ISLAMABAD: Speakers at a seminar on ‘Nuclear Non-Proliferation, Arms Control and Disarmament; Contemporary Challenges and Prospects’ on Wednesday expressed confidence in the steps taken by Pakistan for the safety and security of its nuclear programme.
The daylong seminar was organised by an Islamabad-based think tank – Centre for Pakistan and Gulf Studies (CPGS) – with the support of German Foundation Konrad-Adenauer Stiftung (KAS).
Pakistan, which has had decades of experience of successful operation of nuclear power plants and an impeccable security record, has long sought access to civilian nuclear technology to meet its growing energy requirements and other civilian uses.
However, the progress towards that goal has been impeded by unfounded concerns about the country’s programme.
Senate Chairman Syed Nayyar Hussain Bukhari said that it was now time that the world accepted Pakistan’s call for non-discriminatory nuclear cooperation.
He said that regional peace and development was directly linked to nuclear safety. He said that every country had the right to benefit from advanced nuclear technology.
He said that Pakistan – because of a robust nuclear command-and-control structure and independent nuclear regulatory authority – had a flawless nuclear safety and non-proliferation record, a fact that had been admitted by the International Atomic Energy Agency (IAEA) on several occasions.
The Senate chairman felicitated the president of the CPGS and the think tank’s team for organising such a wonderful event, which he said would provide an opportunity for sharing views and exchanging ideas on the issue of nuclear non-proliferation, arms control and disarmament.
“Today, the civil nuclear technology is being utilised in diverse fields, such as basic and applied sciences, food, agriculture, biotechnology, human health and energy,” the chairman observed. He stated that Pakistan had been a reluctant entrant into the nuclear club, adding that it was compelled to pursue nuclear weapon course to ensure its national security. He expressed the hope that the seminar would provide a roadmap to facilitate and establish a framework for Pakistan’s case regarding global nuclear cooperation.
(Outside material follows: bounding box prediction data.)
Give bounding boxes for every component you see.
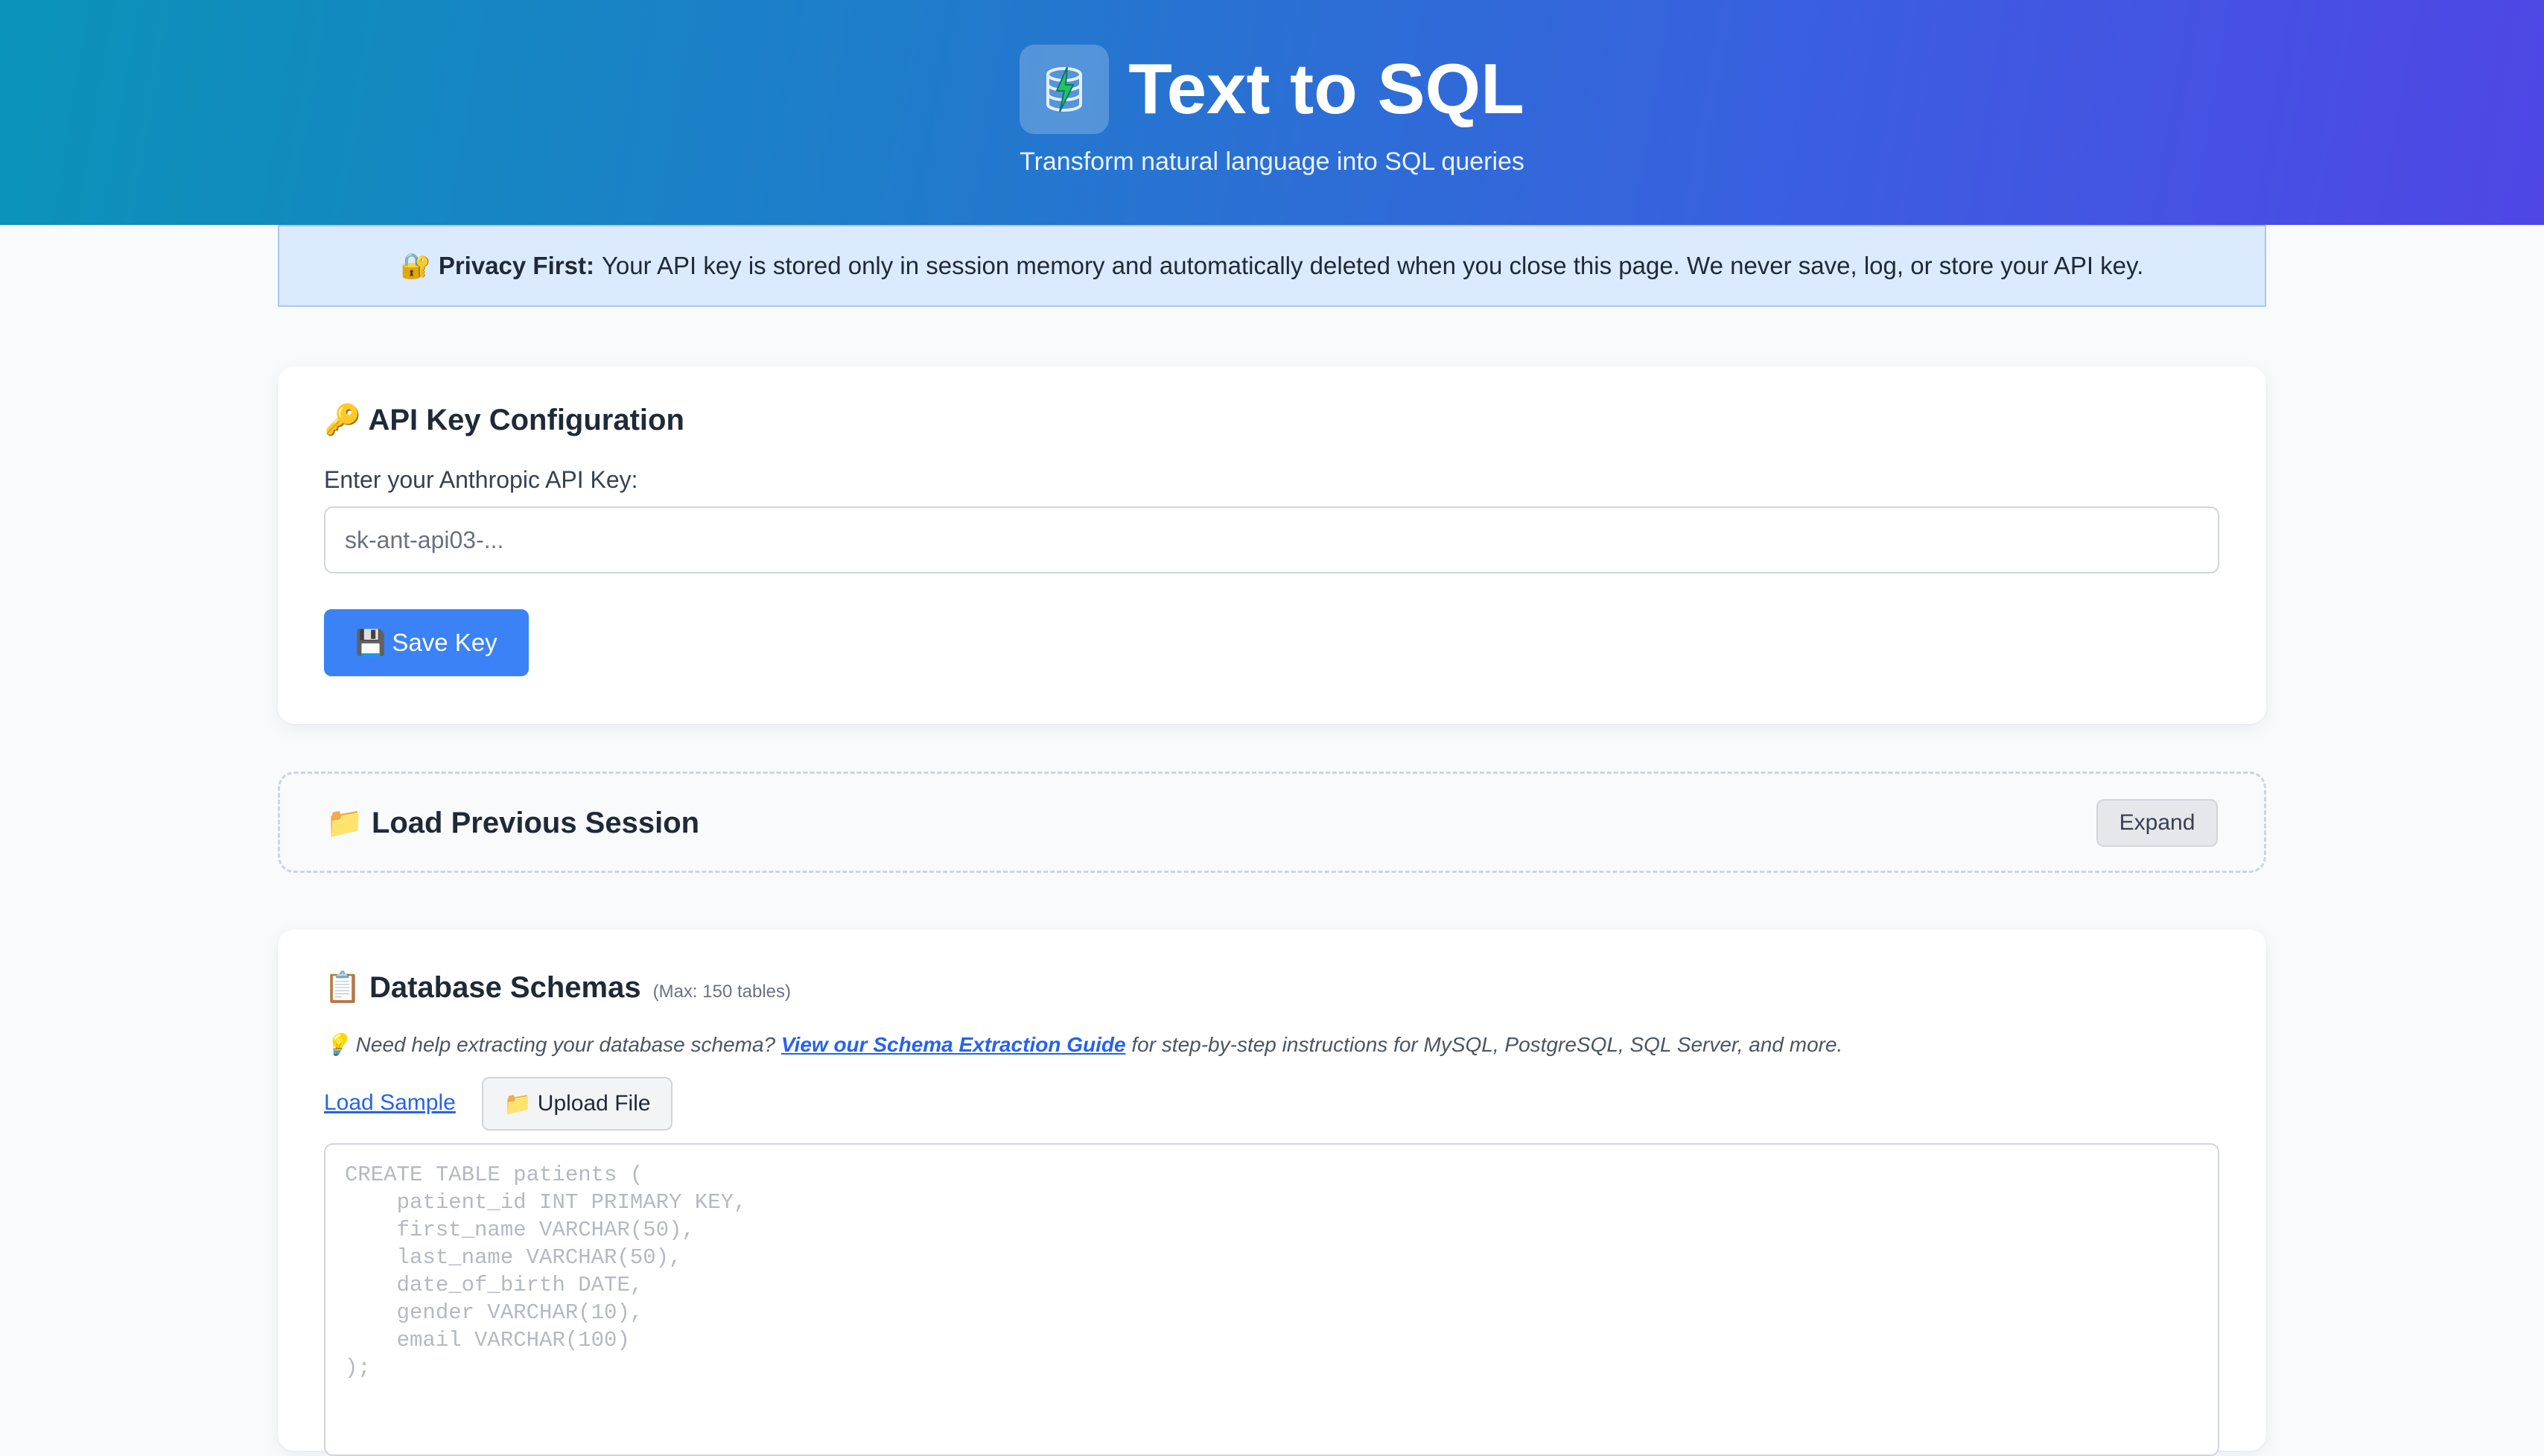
app-subtitle: Transform natural language into SQL quer… [1020,147,1524,176]
database-schemas-title: 📋 Database Schemas (Max: 150 tables) [324,970,791,1005]
privacy-label: Privacy First: [438,252,594,279]
load-session-title-text: Load Previous Session [371,807,700,839]
title-row: Text to SQL [0,45,2544,134]
api-key-title-text: API Key Configuration [368,404,684,436]
load-session-title: 📁 Load Previous Session [326,805,699,840]
load-sample-link[interactable]: Load Sample [324,1090,456,1116]
help-prefix: Need help extracting your database schem… [355,1033,776,1056]
database-schemas-title-text: Database Schemas [369,971,641,1004]
key-icon: 🔑 [324,404,361,436]
schema-textarea[interactable]: CREATE TABLE patients ( patient_id INT P… [324,1143,2219,1456]
load-session-panel: 📁 Load Previous Session Expand [278,772,2266,873]
schema-help-text: 💡 Need help extracting your database sch… [324,1032,1842,1057]
database-bolt-icon [1020,45,1110,134]
app-header: Text to SQL Transform natural language i… [0,0,2544,225]
upload-file-label: Upload File [537,1091,651,1116]
help-suffix: for step-by-step instructions for MySQL,… [1131,1033,1843,1056]
lock-icon: 🔐 [400,251,431,279]
lightbulb-icon: 💡 [324,1033,350,1056]
clipboard-icon: 📋 [324,971,361,1004]
app-title: Text to SQL [1128,49,1524,129]
privacy-text: Your API key is stored only in session m… [601,252,2144,279]
expand-button[interactable]: Expand [2096,799,2218,847]
api-key-title: 🔑 API Key Configuration [324,402,684,437]
floppy-disk-icon: 💾 [355,628,387,656]
save-key-label: Save Key [392,629,497,656]
api-key-input[interactable] [324,506,2219,573]
schema-guide-link[interactable]: View our Schema Extraction Guide [781,1033,1126,1056]
folder-icon: 📁 [326,807,363,839]
save-key-button[interactable]: 💾 Save Key [324,609,529,676]
privacy-banner: 🔐 Privacy First: Your API key is stored … [278,225,2266,307]
upload-file-button[interactable]: 📁 Upload File [482,1077,672,1131]
folder-icon: 📁 [503,1091,532,1116]
api-key-label: Enter your Anthropic API Key: [324,466,638,493]
max-tables-note: (Max: 150 tables) [652,982,792,1002]
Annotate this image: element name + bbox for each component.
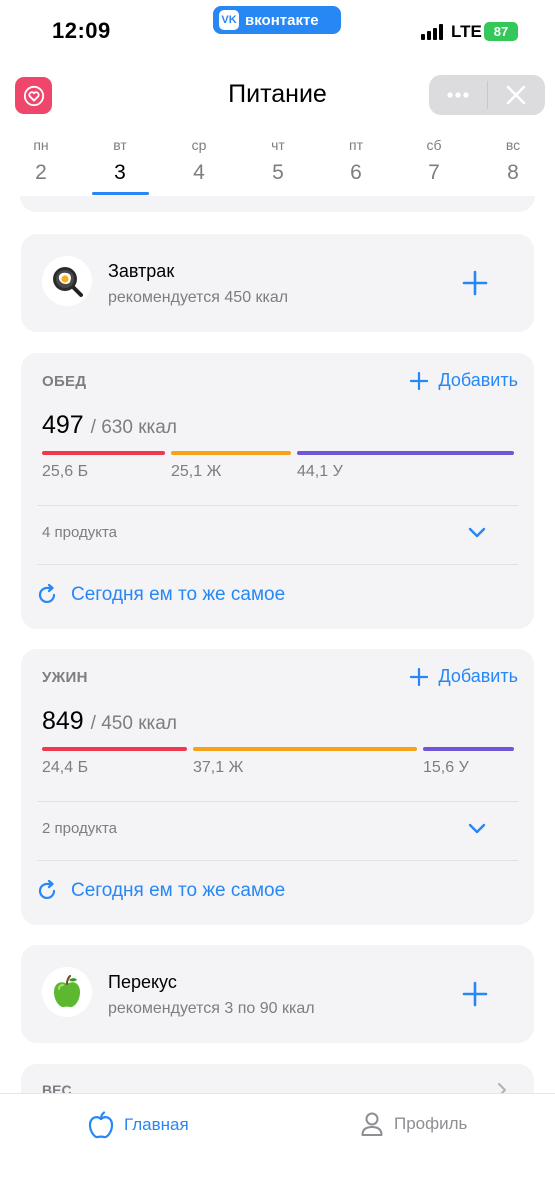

CPGS President Senator Sehar Kamran said that myths and misperceptions about Pakistan’s nuclear programme needed to be shed, because they were the outcome of a disinformation campaign against Pakistan for maligning its image. She advised the government to counter the propaganda against the nuclear programme through “logical rebuttals and proactive diplomacy”.
Sehar Kamran warned that Western policies of nuclear cooperation – based on discrimination, exceptionalism, favouritism and geopolitical and commercial interests – could harm South Asia’s regional balance, peace and stability.
The CPGS president reminded that Pakistan’s nuclear programme was for peaceful purposes with no known instance of diversion of material from civilian programme to the military programme.
Senate Defence Committee Chairman Senator Mushahid Hussain Syed, in his keynote address, stated that Western powers must shun double standards on the nuclear issue and treat India and Pakistan at par, otherwise their claims for nuclear non-proliferation would sound hollow and be seen as a triumph of political interests over principles.
“Pakistan was a reluctant entrant into the nuclear club but we thank India for going nuclear first, which enabled Pakistan to follow the suit,” he added, while recalling his memories of May 1998. Talking about the Indo-US nuclear deal, he said it had disastrous consequences for the region, because the deal was not about nuclear energy but about containing China, making India the regional hegemony in South Asia, and it helped inject India into Afghanistan.
Moreover, it exposed the US double standards on the nuclear issue, as India was granted exemptions by violating the NPT and even US laws, he said. He stressed the need for resolving the Kashmir issue, as the region around Pakistan would remain volatile and unstable without resolving the core issue of Kashmir. He said that security could not be compartmentalised and there could be no nuclear disarmament or arms control without settling the Kashmir issue.
Dr Peter Lavoy, former US acting assistant secretary of defence for Asian and Pacific Security Affairs (APSA), said there could be “real possibility of a legitimising nuclear deal between the United States and Pakistan”.
“Pakistan has long sought a nuclear deal with the US on the lines America has with India.”
Dr Lavoy asked the Pakistani government to continue working towards “nuclear normalisation” with the US and other members of the Nuclear Suppliers Group (NSG). He said that such a move would help build sustainable trust between Pakistan and the NSG about “responsible custodianship of nuclear weapons”.
Mark Fitzpatrick, the director for non-proliferation and disarmament program of UK-based International Institute of Strategic Studies (IISS), said that fears about security of Pakistan’s nuclear material were quite often over-blown, and that there was insufficient recognition of the steps taken by the country to protect its nuclear programme.
China Association of Arms Control and Disarmament Vice Secretary General Hu Yumin noted the steps taken by the Pakistani government for protection of its nuclear facilities and material.